Position: Data Engineer
Location: Jersey City, NJ (Onsite)
Duration: 12+ months
Job Description:
Must Have Skills: Java, Spark, Data Reconciliation, Python, Drools
Key Responsibilities:
- Data Reconciliation Development: Design, develop, and test Java-based applications to automate data reconciliation processes across various financial data sources, including relational databases, NoSQL databases, batch files, and real-time data streams.
- Implement efficient data transformation, matching algorithms (deterministic and heuristic) with Java and relevant frameworks.
- Develop robust error handling and exception management mechanisms to ensure data integrity and system resilience.
- Data Analysis and Matching: Collaborate with business analysts and data architects to understand data requirements and matching criteria.
- Analyze and interpret data structures, formats, and relationships to implement effective data matching algorithms in Java.
- Rules Engine Integration: Integrate Java applications with rules engines (e.g., Drools) to implement and execute complex data matching rules.
- Develop Java code to interact with the rules engine, manage rule execution, and handle rule-based decision-making.
- Problem Solving and Gap Analysis: Collaborate with cross-functional teams to identify and analyze data gaps and inconsistencies between systems.
- Design and develop Java solutions to address data integration challenges and ensure data quality.

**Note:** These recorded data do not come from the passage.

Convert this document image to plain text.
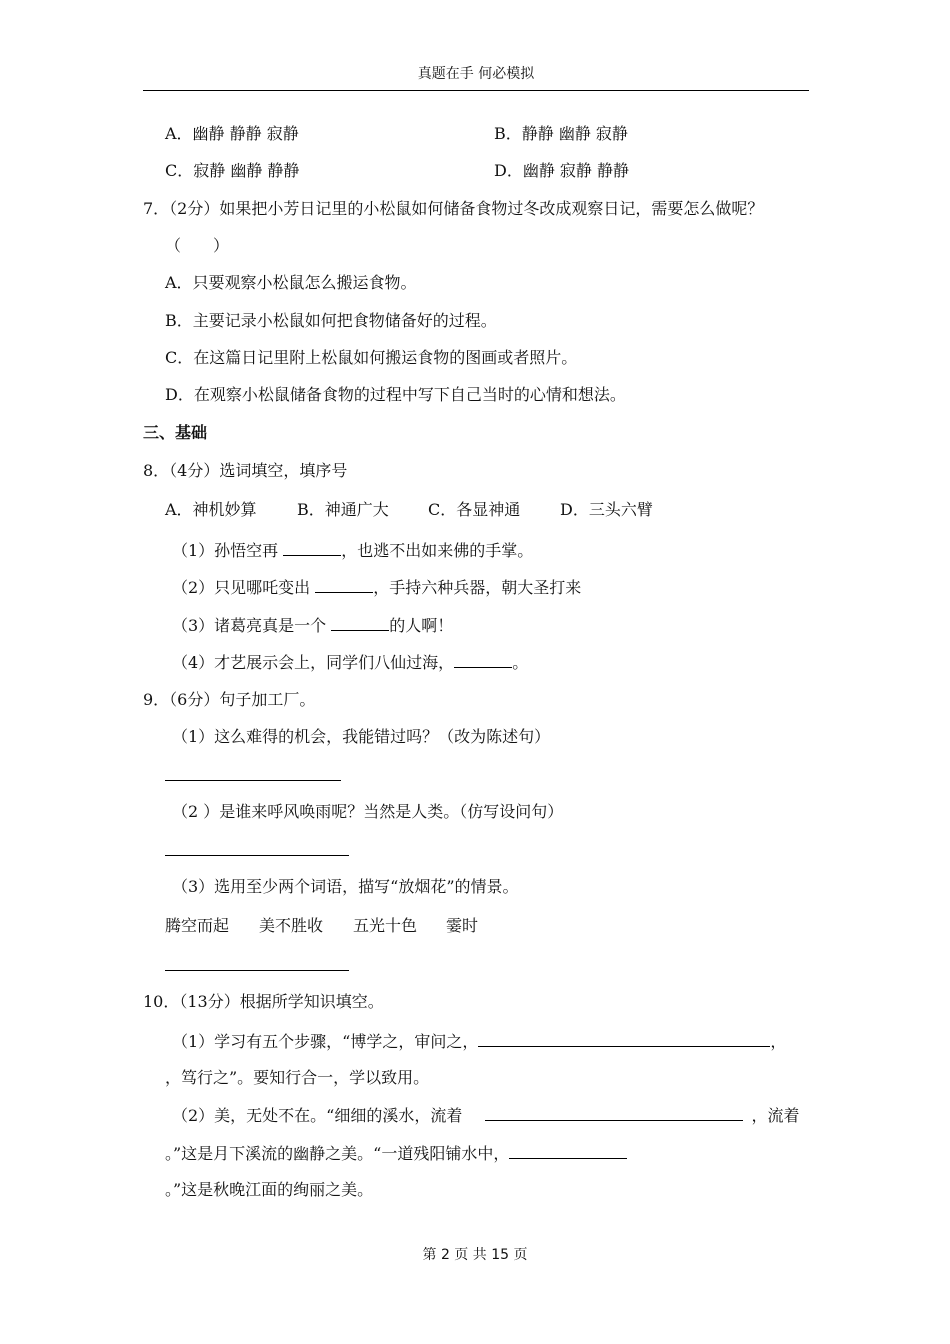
真题在手 何必模拟
A．幽静 静静 寂静	B．静静 幽静 寂静
C．寂静 幽静 静静	D．幽静 寂静 静静
7．（2分）如果把小芳日记里的小松鼠如何储备食物过冬改成观察日记，需要怎么做呢？
（　　）
A．只要观察小松鼠怎么搬运食物。
B．主要记录小松鼠如何把食物储备好的过程。
C．在这篇日记里附上松鼠如何搬运食物的图画或者照片。
D．在观察小松鼠储备食物的过程中写下自己当时的心情和想法。
三、基础
8．（4分）选词填空，填序号
A．神机妙算	B．神通广大 C．各显神通 D．三头六臂
（1）孙悟空再	，也逃不出如来佛的手掌。
（2）只见哪吒变出	，手持六种兵器，朝大圣打来
（3）诸葛亮真是一个	的人啊！
（4）才艺展示会上，同学们八仙过海，	。
9．（6分）句子加工厂。
（1）这么难得的机会，我能错过吗？（改为陈述句）
（2 ）是谁来呼风唤雨呢？当然是人类。（仿写设问句）
（3）选用至少两个词语，描写“放烟花”的情景。
腾空而起 美不胜收 五光十色 霎时
10．（13分）根据所学知识填空。
（1）学习有五个步骤，“博学之，审问之，	，
，笃行之”。要知行合一，学以致用。
（2）美，无处不在。“细细的溪水，流着	，流着
。”这是月下溪流的幽静之美。“一道残阳铺水中，
。”这是秋晚江面的绚丽之美。
第 2 页 共 15 页
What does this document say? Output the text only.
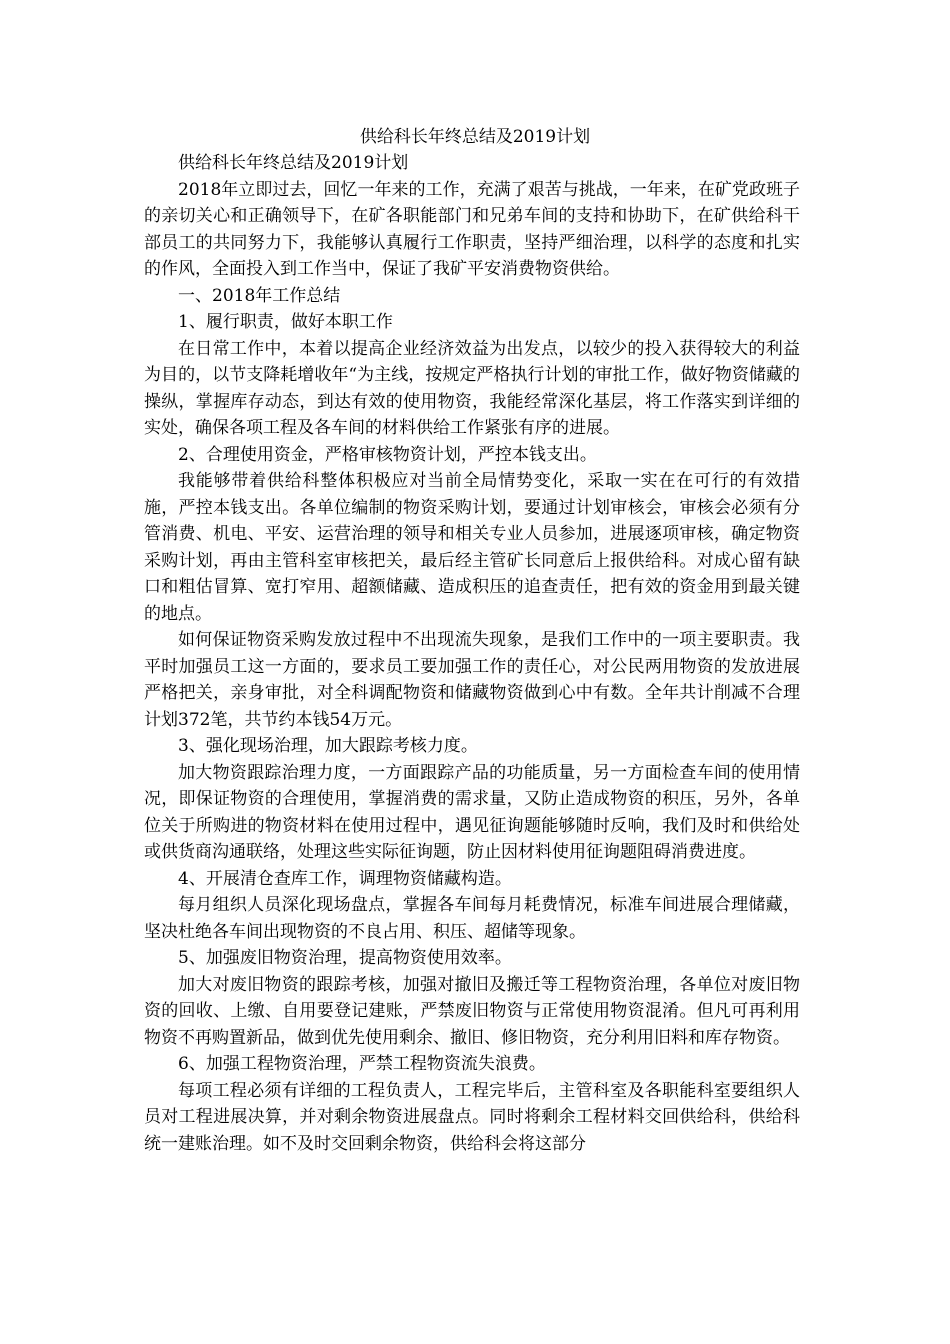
供给科长年终总结及2019计划

供给科长年终总结及2019计划

2018年立即过去，回忆一年来的工作，充满了艰苦与挑战，一年来，在矿党政班子的亲切关心和正确领导下，在矿各职能部门和兄弟车间的支持和协助下，在矿供给科干部员工的共同努力下，我能够认真履行工作职责，坚持严细治理，以科学的态度和扎实的作风，全面投入到工作当中，保证了我矿平安消费物资供给。

一、2018年工作总结

1、履行职责，做好本职工作

在日常工作中，本着以提高企业经济效益为出发点，以较少的投入获得较大的利益为目的，以节支降耗增收年“为主线，按规定严格执行计划的审批工作，做好物资储藏的操纵，掌握库存动态，到达有效的使用物资，我能经常深化基层，将工作落实到详细的实处，确保各项工程及各车间的材料供给工作紧张有序的进展。

2、合理使用资金，严格审核物资计划，严控本钱支出。

我能够带着供给科整体积极应对当前全局情势变化，采取一实在在可行的有效措施，严控本钱支出。各单位编制的物资采购计划，要通过计划审核会，审核会必须有分管消费、机电、平安、运营治理的领导和相关专业人员参加，进展逐项审核，确定物资采购计划，再由主管科室审核把关，最后经主管矿长同意后上报供给科。对成心留有缺口和粗估冒算、宽打窄用、超额储藏、造成积压的追查责任，把有效的资金用到最关键的地点。

如何保证物资采购发放过程中不出现流失现象，是我们工作中的一项主要职责。我平时加强员工这一方面的，要求员工要加强工作的责任心，对公民两用物资的发放进展严格把关，亲身审批，对全科调配物资和储藏物资做到心中有数。全年共计削减不合理计划372笔，共节约本钱54万元。

3、强化现场治理，加大跟踪考核力度。

加大物资跟踪治理力度，一方面跟踪产品的功能质量，另一方面检查车间的使用情况，即保证物资的合理使用，掌握消费的需求量，又防止造成物资的积压，另外，各单位关于所购进的物资材料在使用过程中，遇见征询题能够随时反响，我们及时和供给处或供货商沟通联络，处理这些实际征询题，防止因材料使用征询题阻碍消费进度。

4、开展清仓查库工作，调理物资储藏构造。

每月组织人员深化现场盘点，掌握各车间每月耗费情况，标准车间进展合理储藏，坚决杜绝各车间出现物资的不良占用、积压、超储等现象。

5、加强废旧物资治理，提高物资使用效率。

加大对废旧物资的跟踪考核，加强对撤旧及搬迁等工程物资治理，各单位对废旧物资的回收、上缴、自用要登记建账，严禁废旧物资与正常使用物资混淆。但凡可再利用物资不再购置新品，做到优先使用剩余、撤旧、修旧物资，充分利用旧料和库存物资。

6、加强工程物资治理，严禁工程物资流失浪费。

每项工程必须有详细的工程负责人，工程完毕后，主管科室及各职能科室要组织人员对工程进展决算，并对剩余物资进展盘点。同时将剩余工程材料交回供给科，供给科统一建账治理。如不及时交回剩余物资，供给科会将这部分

- Contribute to the development of data governance and quality frameworks within the organization.
- Qualifications and Skills:
- Bachelor's degree in Computer Science or a related field.
- 5+ years of hands-on experience in Java development, preferably with exposure to data-intensive applications.
- Strong understanding of data reconciliation principles, techniques, and best practices.
- Proficiency in Java, Spring Data, and related technologies for data access and integration (e.g., Spring Data, Hibernate, JDBC).
- Experience with rules engine integration and development (e.g., Drools).
- Strong analytical and problem-solving skills, with the ability to translate business requirements into technical solutions.
- Excellent communication and collaboration skills to work effectively with business analysts, data architects, and other team members.
- Familiarity with data streaming platforms (e.g., Kafka, Kinesis) and data technologies (e.g., Hadoop, Spark) is a plus.